Advice to new public servants: be bold, be brave, be kind
Preamble: I have been with the Ontario Public Service for a little over 13 years. I never expected to fall in love with being in the public service, but fall in love I did. Deeply. Irrevocably. For better or worse. The following is my advice for those who are just starting out in their careers. It’s mostly a collection of instructions that I wish I received much earlier in life and work. I hope you find it helpful; better yet, I hope you do the same for those who will join after you.
Dream big, be bold
I wish I’d read Janet Hughes’ piece on boldness as a public service value much earlier in my career. If life/work ever had such a thing as do-overs, I would:
- Assume good intentions of everyone by default, and just give them the benefit of the doubt, especially when I am working with limited information about people’s motivations and actions, the constraints and pressures they are under, the pre-existing environment in which they’re operating.

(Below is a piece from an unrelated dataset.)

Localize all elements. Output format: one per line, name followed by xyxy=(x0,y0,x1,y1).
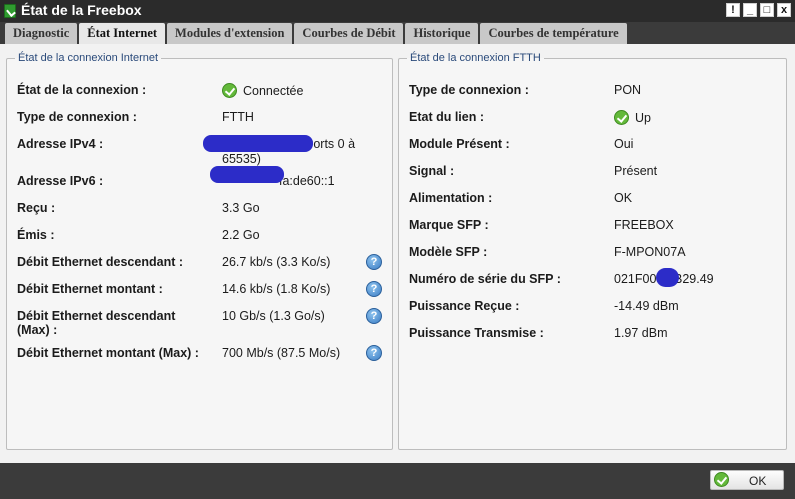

- Actively look out for opportunities to push for change from wherever I was in the hierarchy, whether it’s “briefing the change I want to see” or demonstrating, example after example, what’s possible.
- Don’t lose sight of the call to public service, no matter how tough things get. It takes an unusual amount of guts and grace to get through the slog — something I took for granted for years.
Bravery for me is about habits of mind that defy inertia in the public service. It means one needs to:
- Embrace the chaos — Government is complex, and it needs to be because we are in the business of messy human lives, and are constantly making decisions and trade-offs around the type of society in which we want to live and be a part of. Embrace complexity. Learn about how things actually work beyond what’s codified in legislation and in public communications documents. Take a genuine interest, and meet different people and the interests they represent. Resist the urge to oversimplify and make snap judgments.
- “Dream in years, plan in months, evaluate in weeks, ship daily” — DJ Patil’s motto perfectly describes the attitude and discipline required of a public servant. It’s not for everybody, and requires bravery because keeping that dream alive over the years is hard. For the most part, digital government offices understand the value of shipping frequently, but it’s far too easy to get lost in the minutiae of shiny objects and products being delivered, if those discrete products aren’t advancing the overall mission.
I noticed that the best leaders I have met in my career brought their full selves to their work and treated everyone around them — regardless of rank — with kindness. It’s a way of being that includes “How can I help?” as a default in every interaction, noticing and calling out injustice or inequities wherever they see it, and an openness to learning and understanding different perspectives.
If we are to move forward as public servants in the digital age, kindness matters.
The journey continues
I am grateful to the people who helped carve out a space for me in the digital government journey, and to everybody I’ve met and enlisted along the way. As a founding member, the Ontario Digital Service will always have a special place in my heart.
I’ve accepted a new role as Director at the Digital Academy within the Canada School of Public Service. I‘m honoured to work with this team and expand on the mission I’ve had the privilege of leading in Ontario through the Digital Service Standard and the Simpler, Faster, Better Services Act, helping public servants across Canada adopt the culture, practices and technologies of the digital era in order to make government work better.